20 May 2008

Right of Return

I've been rung up repeatedly, even visited (unannounced), in the past two weeks by displaced residents wanting to move back to EBDI-land. Most were homeowners and purchased houses elsewhere with their relocation benefits - in some cases, much closer to their places of employment. It's not stunning to me that they want to "come home," as so many of them put it. I'm a typical Cancerian - home is and has been everything to me, even in pre-Bolton Hill days, when issues beyond my building envelope challenged my patience, safety, and investment.

Each call, each visit, is yet another affirmation that burning down the forest was the only solution to saving the trees. Yes, as a preservationist, I occasionally speak euphemistically about demolition on a scale still a bit unfathomable - for reasons obvious, and also because I did not watch it - but each caller and visitor has given me the same subset of answers when asked how he or she feels when passing by the site of his or her former domicile - that it was sacrificed in the name of progress.

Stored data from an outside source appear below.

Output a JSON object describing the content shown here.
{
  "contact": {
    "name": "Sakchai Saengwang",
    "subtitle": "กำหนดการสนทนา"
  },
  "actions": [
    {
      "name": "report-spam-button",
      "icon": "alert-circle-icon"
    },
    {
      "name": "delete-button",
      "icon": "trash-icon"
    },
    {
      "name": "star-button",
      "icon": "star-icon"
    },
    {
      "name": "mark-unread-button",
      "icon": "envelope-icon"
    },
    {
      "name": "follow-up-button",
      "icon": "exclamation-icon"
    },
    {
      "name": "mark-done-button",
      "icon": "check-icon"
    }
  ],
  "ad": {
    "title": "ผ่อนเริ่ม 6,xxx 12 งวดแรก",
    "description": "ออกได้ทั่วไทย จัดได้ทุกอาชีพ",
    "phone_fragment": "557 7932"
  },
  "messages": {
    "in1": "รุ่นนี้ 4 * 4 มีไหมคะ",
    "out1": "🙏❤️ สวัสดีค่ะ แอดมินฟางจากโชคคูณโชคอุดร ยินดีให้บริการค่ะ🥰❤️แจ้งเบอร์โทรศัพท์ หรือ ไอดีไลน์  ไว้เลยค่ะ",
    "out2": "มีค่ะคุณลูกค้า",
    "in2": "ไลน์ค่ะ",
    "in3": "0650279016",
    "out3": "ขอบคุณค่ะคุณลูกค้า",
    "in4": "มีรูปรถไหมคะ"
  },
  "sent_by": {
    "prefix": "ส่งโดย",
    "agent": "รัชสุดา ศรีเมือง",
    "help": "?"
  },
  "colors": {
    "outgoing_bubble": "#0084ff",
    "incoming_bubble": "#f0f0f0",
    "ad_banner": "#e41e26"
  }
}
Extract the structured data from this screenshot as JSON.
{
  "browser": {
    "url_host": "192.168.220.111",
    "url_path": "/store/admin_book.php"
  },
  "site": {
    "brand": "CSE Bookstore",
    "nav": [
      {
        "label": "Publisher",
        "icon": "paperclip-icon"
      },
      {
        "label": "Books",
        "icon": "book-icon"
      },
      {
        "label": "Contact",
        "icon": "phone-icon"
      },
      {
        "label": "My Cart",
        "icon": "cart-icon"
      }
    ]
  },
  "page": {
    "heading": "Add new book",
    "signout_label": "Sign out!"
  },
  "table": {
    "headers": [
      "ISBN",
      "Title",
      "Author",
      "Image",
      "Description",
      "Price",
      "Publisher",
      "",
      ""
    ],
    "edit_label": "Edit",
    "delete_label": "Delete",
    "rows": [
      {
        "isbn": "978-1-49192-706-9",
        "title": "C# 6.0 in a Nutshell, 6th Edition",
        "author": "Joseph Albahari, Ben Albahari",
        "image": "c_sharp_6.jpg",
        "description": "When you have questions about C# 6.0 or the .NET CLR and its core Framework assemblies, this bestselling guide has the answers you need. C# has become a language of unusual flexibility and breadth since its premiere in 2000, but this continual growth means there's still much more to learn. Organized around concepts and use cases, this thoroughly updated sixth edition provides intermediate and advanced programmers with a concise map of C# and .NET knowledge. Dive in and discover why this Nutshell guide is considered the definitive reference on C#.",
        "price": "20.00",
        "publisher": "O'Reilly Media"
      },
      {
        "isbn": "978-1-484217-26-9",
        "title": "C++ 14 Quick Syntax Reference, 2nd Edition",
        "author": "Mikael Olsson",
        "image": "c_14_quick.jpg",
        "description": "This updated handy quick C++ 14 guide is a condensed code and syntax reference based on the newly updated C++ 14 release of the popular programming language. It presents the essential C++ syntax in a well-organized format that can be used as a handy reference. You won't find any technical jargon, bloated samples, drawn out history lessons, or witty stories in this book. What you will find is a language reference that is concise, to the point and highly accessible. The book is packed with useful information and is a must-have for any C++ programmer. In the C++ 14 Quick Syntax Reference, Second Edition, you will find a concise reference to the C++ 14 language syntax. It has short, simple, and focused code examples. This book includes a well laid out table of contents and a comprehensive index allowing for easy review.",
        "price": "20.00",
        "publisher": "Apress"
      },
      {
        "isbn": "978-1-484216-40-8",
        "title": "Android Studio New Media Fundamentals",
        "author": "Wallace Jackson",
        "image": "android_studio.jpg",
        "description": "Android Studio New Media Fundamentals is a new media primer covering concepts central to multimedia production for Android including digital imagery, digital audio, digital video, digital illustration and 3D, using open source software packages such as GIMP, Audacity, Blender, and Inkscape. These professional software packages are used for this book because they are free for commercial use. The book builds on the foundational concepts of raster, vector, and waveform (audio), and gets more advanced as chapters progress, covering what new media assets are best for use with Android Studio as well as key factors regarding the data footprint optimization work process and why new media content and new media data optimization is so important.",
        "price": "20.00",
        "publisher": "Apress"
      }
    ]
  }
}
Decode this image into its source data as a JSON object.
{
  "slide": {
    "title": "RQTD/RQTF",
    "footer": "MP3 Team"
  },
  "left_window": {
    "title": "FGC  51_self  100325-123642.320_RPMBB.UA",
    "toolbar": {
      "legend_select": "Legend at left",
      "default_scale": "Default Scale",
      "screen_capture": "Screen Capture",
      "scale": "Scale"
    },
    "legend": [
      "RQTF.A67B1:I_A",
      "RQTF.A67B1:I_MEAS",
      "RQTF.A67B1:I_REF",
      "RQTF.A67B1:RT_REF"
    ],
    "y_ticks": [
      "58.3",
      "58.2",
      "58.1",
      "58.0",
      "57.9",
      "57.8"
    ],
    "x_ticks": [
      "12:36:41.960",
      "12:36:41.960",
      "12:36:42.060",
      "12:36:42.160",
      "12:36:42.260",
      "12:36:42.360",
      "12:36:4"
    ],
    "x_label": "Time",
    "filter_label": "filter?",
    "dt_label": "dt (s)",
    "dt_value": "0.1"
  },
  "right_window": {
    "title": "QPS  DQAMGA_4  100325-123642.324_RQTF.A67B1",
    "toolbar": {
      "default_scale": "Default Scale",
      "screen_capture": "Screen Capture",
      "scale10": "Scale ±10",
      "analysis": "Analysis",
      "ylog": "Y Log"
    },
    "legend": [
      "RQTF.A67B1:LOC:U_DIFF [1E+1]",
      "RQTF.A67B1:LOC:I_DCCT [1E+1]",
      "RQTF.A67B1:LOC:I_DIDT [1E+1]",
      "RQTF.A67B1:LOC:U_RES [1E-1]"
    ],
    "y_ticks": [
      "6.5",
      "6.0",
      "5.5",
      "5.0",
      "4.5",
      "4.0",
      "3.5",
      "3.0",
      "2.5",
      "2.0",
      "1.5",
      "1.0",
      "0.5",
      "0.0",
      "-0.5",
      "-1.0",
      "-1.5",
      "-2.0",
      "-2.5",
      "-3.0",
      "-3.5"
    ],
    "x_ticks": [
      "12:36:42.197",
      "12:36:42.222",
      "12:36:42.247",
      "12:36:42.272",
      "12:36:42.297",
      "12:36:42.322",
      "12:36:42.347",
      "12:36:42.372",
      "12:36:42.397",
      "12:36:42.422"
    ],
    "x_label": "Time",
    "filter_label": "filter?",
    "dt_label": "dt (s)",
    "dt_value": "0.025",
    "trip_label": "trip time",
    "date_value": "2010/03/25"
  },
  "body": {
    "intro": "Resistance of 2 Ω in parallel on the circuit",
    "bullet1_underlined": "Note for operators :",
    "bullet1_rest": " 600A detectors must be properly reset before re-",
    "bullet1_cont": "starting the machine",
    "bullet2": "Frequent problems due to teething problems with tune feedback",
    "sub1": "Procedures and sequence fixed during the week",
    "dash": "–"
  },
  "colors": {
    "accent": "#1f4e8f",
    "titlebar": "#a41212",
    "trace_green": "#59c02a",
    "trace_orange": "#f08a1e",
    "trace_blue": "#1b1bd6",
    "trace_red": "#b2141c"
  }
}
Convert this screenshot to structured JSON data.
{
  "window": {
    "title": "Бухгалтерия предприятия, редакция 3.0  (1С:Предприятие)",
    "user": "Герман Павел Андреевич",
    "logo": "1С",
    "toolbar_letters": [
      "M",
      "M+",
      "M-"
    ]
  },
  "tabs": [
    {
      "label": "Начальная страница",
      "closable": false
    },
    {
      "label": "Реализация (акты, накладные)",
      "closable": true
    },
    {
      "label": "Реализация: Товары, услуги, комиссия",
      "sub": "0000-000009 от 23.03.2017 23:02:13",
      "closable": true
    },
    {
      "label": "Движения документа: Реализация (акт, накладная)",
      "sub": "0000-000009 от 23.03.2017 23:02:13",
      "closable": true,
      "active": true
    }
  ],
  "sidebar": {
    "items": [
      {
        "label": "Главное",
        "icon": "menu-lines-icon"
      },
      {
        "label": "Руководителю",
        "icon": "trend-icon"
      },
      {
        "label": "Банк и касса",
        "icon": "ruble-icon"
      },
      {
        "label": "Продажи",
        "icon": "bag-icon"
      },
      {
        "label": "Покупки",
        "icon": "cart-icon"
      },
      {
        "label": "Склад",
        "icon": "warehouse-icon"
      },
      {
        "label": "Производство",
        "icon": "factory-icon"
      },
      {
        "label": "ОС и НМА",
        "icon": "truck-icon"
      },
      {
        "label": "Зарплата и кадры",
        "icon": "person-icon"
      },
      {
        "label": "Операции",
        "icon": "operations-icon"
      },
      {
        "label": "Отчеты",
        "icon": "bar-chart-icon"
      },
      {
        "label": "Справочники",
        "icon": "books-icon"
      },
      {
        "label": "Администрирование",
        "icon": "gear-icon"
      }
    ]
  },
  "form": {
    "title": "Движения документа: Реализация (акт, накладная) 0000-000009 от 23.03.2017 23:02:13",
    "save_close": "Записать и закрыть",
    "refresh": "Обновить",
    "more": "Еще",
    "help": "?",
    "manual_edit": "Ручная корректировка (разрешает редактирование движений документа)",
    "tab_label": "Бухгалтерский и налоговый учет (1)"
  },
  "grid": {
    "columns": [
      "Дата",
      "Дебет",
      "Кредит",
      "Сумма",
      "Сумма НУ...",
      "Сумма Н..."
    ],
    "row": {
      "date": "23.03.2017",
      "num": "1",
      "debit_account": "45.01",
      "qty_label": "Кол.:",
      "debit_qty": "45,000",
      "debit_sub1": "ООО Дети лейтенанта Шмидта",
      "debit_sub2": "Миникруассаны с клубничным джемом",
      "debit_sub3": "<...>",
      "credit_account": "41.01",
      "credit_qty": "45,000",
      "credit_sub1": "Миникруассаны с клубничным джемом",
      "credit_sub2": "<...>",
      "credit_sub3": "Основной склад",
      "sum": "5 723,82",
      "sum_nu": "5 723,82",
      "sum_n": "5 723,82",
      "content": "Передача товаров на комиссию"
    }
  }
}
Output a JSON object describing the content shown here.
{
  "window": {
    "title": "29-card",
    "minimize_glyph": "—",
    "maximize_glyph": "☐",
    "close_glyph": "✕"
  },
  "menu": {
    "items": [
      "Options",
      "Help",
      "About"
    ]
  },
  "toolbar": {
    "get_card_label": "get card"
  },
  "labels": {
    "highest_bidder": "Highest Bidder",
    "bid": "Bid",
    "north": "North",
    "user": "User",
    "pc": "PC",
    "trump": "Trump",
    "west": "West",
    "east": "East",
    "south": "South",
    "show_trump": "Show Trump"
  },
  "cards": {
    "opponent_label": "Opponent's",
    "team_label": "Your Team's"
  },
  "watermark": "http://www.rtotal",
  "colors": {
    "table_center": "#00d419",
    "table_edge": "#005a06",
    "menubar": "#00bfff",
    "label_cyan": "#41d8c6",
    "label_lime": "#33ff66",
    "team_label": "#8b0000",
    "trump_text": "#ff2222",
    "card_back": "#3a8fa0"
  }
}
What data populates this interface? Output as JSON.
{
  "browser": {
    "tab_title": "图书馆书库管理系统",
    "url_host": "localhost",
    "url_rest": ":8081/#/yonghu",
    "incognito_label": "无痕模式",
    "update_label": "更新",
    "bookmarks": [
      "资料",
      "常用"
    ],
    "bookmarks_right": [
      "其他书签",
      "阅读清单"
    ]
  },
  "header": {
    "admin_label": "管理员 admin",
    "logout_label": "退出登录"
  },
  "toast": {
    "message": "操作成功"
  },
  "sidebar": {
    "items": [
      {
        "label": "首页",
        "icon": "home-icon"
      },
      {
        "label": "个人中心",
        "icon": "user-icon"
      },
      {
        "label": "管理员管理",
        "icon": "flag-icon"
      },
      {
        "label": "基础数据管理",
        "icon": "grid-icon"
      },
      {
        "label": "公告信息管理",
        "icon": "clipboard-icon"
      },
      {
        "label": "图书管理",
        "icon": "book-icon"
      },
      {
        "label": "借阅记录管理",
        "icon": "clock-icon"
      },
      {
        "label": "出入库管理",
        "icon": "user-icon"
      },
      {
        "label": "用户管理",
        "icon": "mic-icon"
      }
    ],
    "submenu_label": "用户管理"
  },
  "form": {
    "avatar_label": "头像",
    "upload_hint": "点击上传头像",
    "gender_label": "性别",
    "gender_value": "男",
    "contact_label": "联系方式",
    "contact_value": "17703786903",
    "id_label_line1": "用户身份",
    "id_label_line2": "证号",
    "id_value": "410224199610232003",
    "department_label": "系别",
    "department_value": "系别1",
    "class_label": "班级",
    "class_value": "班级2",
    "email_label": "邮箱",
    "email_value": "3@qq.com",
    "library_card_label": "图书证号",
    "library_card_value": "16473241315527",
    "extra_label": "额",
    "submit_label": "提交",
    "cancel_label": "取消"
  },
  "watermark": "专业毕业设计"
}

Many relocatees moved on to houses far more comfortable, and I can say this in the context of living within construction sites for the past twenty-five years (what can I say? - I take my time when hemorrhaging hundreds of thousands of rehabilitation dollars), of having too many moments when a brand new house - or any house other than mine - seemed the only verifiable route to sanity and a room finished enough to buy a couch or hang a picture or cease apologizing. So it is truly humbling and gratifying to hear from folks who believe, thanks in part to EBDI, that you can come home again.